2. Re:They Do Catch Criminals That Way by jackhererUK · 2012-02-13 03:37 · Score: 3, Insightful
  
  They only catch the moronic ones that way. If you want to move data from country x to country y there is this new fangled thing called "the internet" that allows you to move data from one place to another without having to pass through customs. If you are dumb enough to try and smuggle illicit data from one country to another by carrying a laptop across the border containing said illicit data then you deserve to get caught because you are a moron.
Re:A thermostat? by Captain+Hook · 2012-02-13 01:30 · Score: 3, Insightful

I read it as... laptop taken to China, infected with something which then wormed it's way into all the systems it could when reconnected to the corporate network, which happened to include some network controllable thermostats.

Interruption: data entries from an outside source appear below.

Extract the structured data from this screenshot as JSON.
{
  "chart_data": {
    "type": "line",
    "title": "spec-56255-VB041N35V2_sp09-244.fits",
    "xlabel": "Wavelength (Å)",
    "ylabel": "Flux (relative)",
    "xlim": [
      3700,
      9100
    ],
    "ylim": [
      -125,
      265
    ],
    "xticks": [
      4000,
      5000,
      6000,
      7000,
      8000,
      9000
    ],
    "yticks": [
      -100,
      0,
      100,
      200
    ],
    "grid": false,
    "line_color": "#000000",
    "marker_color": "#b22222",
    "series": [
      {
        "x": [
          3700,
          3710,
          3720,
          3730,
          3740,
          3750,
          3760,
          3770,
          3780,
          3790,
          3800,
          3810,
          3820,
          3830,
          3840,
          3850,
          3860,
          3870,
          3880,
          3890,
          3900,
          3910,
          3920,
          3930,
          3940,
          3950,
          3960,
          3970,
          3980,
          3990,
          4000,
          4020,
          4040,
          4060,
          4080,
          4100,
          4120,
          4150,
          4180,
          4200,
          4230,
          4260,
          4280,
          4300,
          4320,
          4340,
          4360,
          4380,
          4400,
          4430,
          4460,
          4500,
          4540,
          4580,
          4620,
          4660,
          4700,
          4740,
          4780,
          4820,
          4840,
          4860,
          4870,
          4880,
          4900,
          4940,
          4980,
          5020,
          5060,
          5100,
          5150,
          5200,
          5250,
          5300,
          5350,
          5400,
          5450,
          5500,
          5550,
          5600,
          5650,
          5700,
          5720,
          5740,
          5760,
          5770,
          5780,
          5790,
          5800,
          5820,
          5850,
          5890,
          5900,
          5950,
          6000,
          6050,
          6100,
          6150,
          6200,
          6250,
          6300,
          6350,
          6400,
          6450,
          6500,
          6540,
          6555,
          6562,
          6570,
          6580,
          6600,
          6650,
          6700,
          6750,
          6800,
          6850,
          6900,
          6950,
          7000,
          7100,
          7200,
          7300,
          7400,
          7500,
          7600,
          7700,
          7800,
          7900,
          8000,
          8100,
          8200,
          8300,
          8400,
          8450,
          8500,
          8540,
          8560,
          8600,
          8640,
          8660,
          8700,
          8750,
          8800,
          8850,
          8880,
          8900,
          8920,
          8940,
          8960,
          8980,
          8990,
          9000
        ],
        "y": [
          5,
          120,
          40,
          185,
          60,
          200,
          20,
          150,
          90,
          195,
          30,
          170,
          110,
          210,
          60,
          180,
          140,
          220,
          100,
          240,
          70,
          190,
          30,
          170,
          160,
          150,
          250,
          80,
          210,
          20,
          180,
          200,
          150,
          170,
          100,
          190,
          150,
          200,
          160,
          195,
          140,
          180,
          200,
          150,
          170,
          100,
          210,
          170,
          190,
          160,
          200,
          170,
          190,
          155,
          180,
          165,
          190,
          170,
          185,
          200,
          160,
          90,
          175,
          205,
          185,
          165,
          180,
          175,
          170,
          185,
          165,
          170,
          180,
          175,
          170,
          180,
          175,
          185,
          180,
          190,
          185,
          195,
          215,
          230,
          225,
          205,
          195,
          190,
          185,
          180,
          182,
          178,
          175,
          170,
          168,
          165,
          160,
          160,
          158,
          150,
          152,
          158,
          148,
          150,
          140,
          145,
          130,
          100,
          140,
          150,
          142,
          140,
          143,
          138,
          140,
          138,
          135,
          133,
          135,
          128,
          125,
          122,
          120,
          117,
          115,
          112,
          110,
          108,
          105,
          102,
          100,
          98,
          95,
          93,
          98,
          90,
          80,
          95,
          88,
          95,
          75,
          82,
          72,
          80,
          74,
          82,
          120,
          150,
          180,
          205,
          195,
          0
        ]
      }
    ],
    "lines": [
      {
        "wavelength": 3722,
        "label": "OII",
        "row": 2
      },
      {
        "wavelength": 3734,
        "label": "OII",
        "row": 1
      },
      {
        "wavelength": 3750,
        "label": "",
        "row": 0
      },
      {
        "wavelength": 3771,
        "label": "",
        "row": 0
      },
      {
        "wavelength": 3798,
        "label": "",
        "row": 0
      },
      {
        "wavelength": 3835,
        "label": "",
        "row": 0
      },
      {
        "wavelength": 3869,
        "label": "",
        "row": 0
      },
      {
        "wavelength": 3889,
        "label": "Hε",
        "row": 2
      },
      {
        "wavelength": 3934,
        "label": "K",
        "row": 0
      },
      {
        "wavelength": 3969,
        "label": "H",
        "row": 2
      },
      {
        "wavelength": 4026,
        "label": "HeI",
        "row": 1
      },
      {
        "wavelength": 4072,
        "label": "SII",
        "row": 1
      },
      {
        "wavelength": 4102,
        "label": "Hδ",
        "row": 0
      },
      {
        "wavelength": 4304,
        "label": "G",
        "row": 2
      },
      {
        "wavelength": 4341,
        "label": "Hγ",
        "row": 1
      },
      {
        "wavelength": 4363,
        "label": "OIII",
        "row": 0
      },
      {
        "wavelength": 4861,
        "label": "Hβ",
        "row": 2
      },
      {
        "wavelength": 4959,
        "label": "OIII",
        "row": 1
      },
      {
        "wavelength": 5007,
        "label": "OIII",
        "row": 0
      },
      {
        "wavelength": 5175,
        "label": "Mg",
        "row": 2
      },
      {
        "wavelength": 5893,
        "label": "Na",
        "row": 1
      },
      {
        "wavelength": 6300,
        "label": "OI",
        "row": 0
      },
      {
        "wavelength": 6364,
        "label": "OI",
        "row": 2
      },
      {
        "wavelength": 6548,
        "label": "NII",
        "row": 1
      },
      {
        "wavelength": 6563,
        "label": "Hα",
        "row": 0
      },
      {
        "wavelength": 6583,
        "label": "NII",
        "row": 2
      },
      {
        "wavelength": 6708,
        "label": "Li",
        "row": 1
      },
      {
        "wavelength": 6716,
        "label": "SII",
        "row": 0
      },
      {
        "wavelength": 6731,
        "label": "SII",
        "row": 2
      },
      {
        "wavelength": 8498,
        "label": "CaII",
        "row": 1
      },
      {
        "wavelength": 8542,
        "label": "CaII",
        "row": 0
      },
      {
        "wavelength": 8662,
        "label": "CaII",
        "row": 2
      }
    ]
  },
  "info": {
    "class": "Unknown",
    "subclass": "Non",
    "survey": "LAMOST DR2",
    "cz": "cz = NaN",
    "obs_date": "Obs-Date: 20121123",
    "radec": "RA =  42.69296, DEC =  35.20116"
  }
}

i.e. the Chinese aren't after the thermostat, it was just part of a system which got compromised.

--
These comments are my personal opinions and do not necessarily reflect the opinions of the other voices in my head.
sign by CohibaVancouver · 2012-02-13 01:31 · Score: 4, Insightful

Sigh.

Cue all the "BUT THE US IS WORSE THAN CHINA!" posts. You should log off WoW and read a little on Amnesty International about China. Could the USA do much better? Absofreakinglutely - But I can tell you as a Canadian business traveller that the USA is orders of magnitude less intrusive when it comes to visitors to their country. The next time you're in China go try to surf Tibet videos on Youtube and let me know how that goes for you.
Here's a better idea- by IWantMoreSpamPlease · 2012-02-13 01:34 · Score: 5, Insightful

Stop doing businees in and with China, entirely.
Bring manufacturing and jobs back to your home country/state and improve your own damn economy. /radical concept I know.

--
So rise up, all ye lost ones, as one, we'll claw the clouds.
1. Re:Here's a better idea- by siddesu · 2012-02-13 02:06 · Score: 3, Insightful
  
  His position is obviously against maximizing corporate profits. As such, it is undeniably dangerous, abhorrent, anti-capitalist and utterly unjustifiable, as I already explained. It is also very bad for you, although you probably cannot realize it now. By supporting this position, it looks like you may benefit, but this is most assuredly a delusion. And here's why.
  You are a man who thinks in terms of nations and peoples. There are no nations. There are no peoples. There are no Russians. There are no Arabs. There are no Third Worlds. There is no West. There is only one holistic system of systems. One vast and immane, interwoven, interacting, multi-varied, multi-national dominion of dollars. Petro-dollars, electro-dollars, multi-dollars, reichmarks, rands, rubles, pounds and shekels.
  It is the international system of currency which determines the totality of life on this planet. That is the natural order of things today. That is the atomic, and sub-atomic and galactic structure of things today.
  You get up here on Slashdot howl about America and democracy. There is no America. There is no democracy. There is only IBM and ITT and AT&T, and DuPont, Dow, Google and Apple. Those are the nations of the world today.
  We no longer live in a world of nations and ideologies, Mr AC. The world is a college of corporations, inexorably determined by the immutable bye-laws of of business. The world is a business, Mr AC. It has been since man crawled out of the slime.
  And our children will live, Mr AC, to see that perfect world, in which there is no war nor famine, oppression or brutality. One vast and ecumenical holding company for whom all men will work to serve a common profit. In which all men will hold a share of stock.